You can read about my Keynote and other sessions at the RWE web site. There’s an early-bird registration discount too! The richest Web experience I know is ironically off the Web. Face to Face, that’s the magic place.
I hope to see you at RWE!
Wednesday 9 July 2008
Paul Ellis eloquently points out a few things I’ve become hoarse saying over the past year in his recent post A proprietary Web? Blame the W3C.
My personal list goes like this:
- There’s no such thing as “Web Standards”
- There’s no such thing as an open Web (except in our dreams)
- There’s no such thing as interoperability on the Web
Of course the grand irony here is that it’s supposed to be the W3C where we get Microsoft and Adobe and Apple and Mozilla and so on around the table working together to create specs. So blanket “blame the W3C” statements are a bit flawed. I’d be more specific. I’d say “blame patent and IP old-skoolers, blame poor W3C infrastructure, blame an archaic and slow rather than agile and rapid process.” I can honestly tell you the most interesting, passionate and standards-oriented brainstorms I’ve had the opportunity to be present at have always been at W3C WG meetings.
Alas, those meetings of minds are then hacked apart and returned to their respective Member Companies to be scrutinized in light of policies, agendas and oh the list does go on.
My concerns are therefore different than Ellis’, who feels that it’s time for a richer Web experience anyway.
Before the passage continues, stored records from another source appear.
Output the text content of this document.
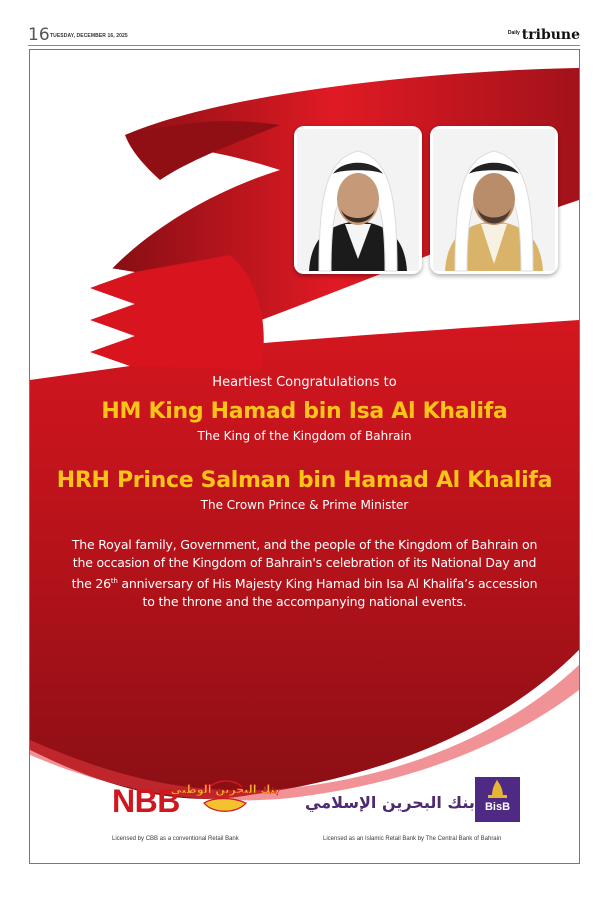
16 TUESDAY, DECEMBER 16, 2025	$^{Daily}$ tribune
Heartiest Congratulations to
HM King Hamad bin Isa Al Khalifa
The King of the Kingdom of Bahrain
HRH Prince Salman bin Hamad Al Khalifa
The Crown Prince & Prime Minister
The Royal family, Government, and the people of the Kingdom of Bahrain on
the occasion of the Kingdom of Bahrain's celebration of its National Day and
the 26th anniversary of His Majesty King Hamad bin Isa Al Khalifa’s accession
to the throne and the accompanying national events.
NBB
بنك البحرين الوطني
Licensed by CBB as a conventional Retail Bank
بنك البحرين الإسلامي BisB
Licensed as an Islamic Retail Bank by The Central Bank of Bahrain
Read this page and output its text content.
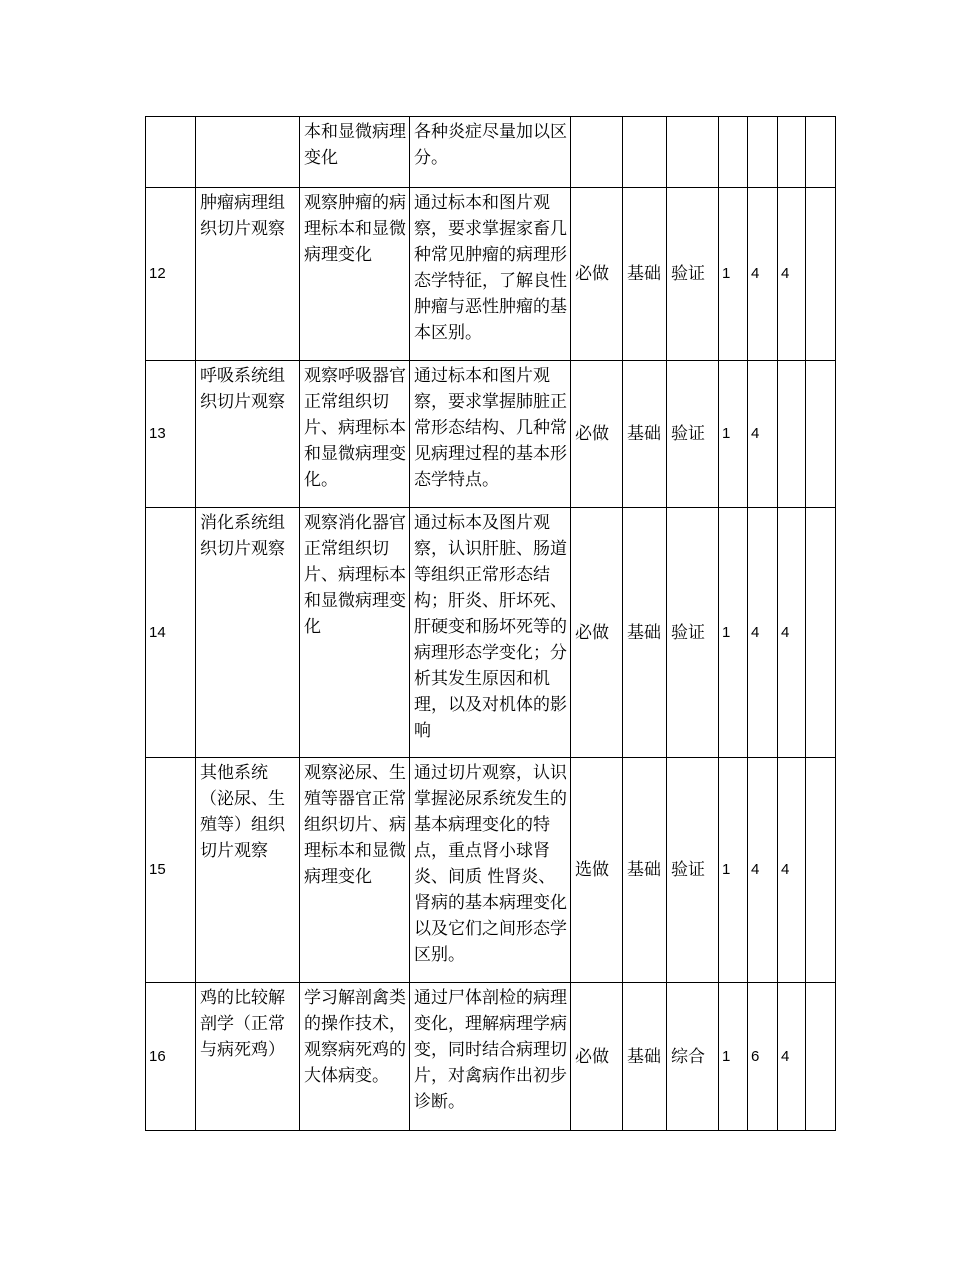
		本和显微病理变化	各种炎症尽量加以区分。							
12	肿瘤病理组织切片观察	观察肿瘤的病理标本和显微病理变化	通过标本和图片观察，要求掌握家畜几种常见肿瘤的病理形态学特征，了解良性肿瘤与恶性肿瘤的基本区别。	必做	基础	验证	1	4	4	
13	呼吸系统组织切片观察	观察呼吸器官正常组织切片、病理标本和显微病理变化。	通过标本和图片观察，要求掌握肺脏正常形态结构、几种常见病理过程的基本形态学特点。	必做	基础	验证	1	4		
14	消化系统组织切片观察	观察消化器官正常组织切片、病理标本和显微病理变化	通过标本及图片观察，认识肝脏、肠道等组织正常形态结构；肝炎、肝坏死、肝硬变和肠坏死等的病理形态学变化；分析其发生原因和机理，以及对机体的影响	必做	基础	验证	1	4	4	
15	其他系统（泌尿、生殖等）组织切片观察	观察泌尿、生殖等器官正常组织切片、病理标本和显微病理变化	通过切片观察，认识掌握泌尿系统发生的基本病理变化的特点，重点肾小球肾炎、间质 性肾炎、肾病的基本病理变化以及它们之间形态学区别。	选做	基础	验证	1	4	4	
16	鸡的比较解剖学（正常与病死鸡）	学习解剖禽类的操作技术，观察病死鸡的大体病变。	通过尸体剖检的病理变化，理解病理学病变，同时结合病理切片，对禽病作出初步诊断。	必做	基础	综合	1	6	4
While I do agree with the need for rich experiences, I am more fundamentally concerned about how the “Open Web” will ever be re-opened, and if it ever will be.
Every time I’ve said “Web Standards Aren’t” I get a significant response. Sometimes people laugh, sometimes they look at me as if I forgot my medication that day. Ellis’ article brings it a little closer to home about the many years of commitment standardistas give to a quality of work and a visionary cause that may have long been lost before it was ever truly won.
Sunday 6 July 2008
Challenge and sometimes frighten people.
Saturday 5 July 2008
The first wound is the one you remember:
Your teacher says:
“you’ll never need it don’t cry it’s okay”
you don’t believe her anyway.
You talk to your friends twenty years later
and they all say:
“Be your art”
Oh, how it feels good
To learn math and therefore see,
a life denied of algorithms and rationality.
Friday 4 July 2008
Today is the 4th of July, which is independence day in the U.S. We party with feasts and drinks and fireworks.
It’s a great tradition. Have you tried the hot dogs? Beef, hot mustard, sauerkraut.
Still, I’m concerned with the core values of Independence. Concerned that the idea that independence is not at all what we have, even though it might be what we thought we set out to have.
Independence to Me
Is believing everything I do matters, even if it doesn’t.
Thursday 3 July 2008
I read this at Tom Morris‘ site and had to quote here:
“However fucked up and crazy something is, someone, somewhere in a standards body is writing a parser, schema or proposal for it.”
Some things are true because they’re funny. But most funny things are just quite simply true.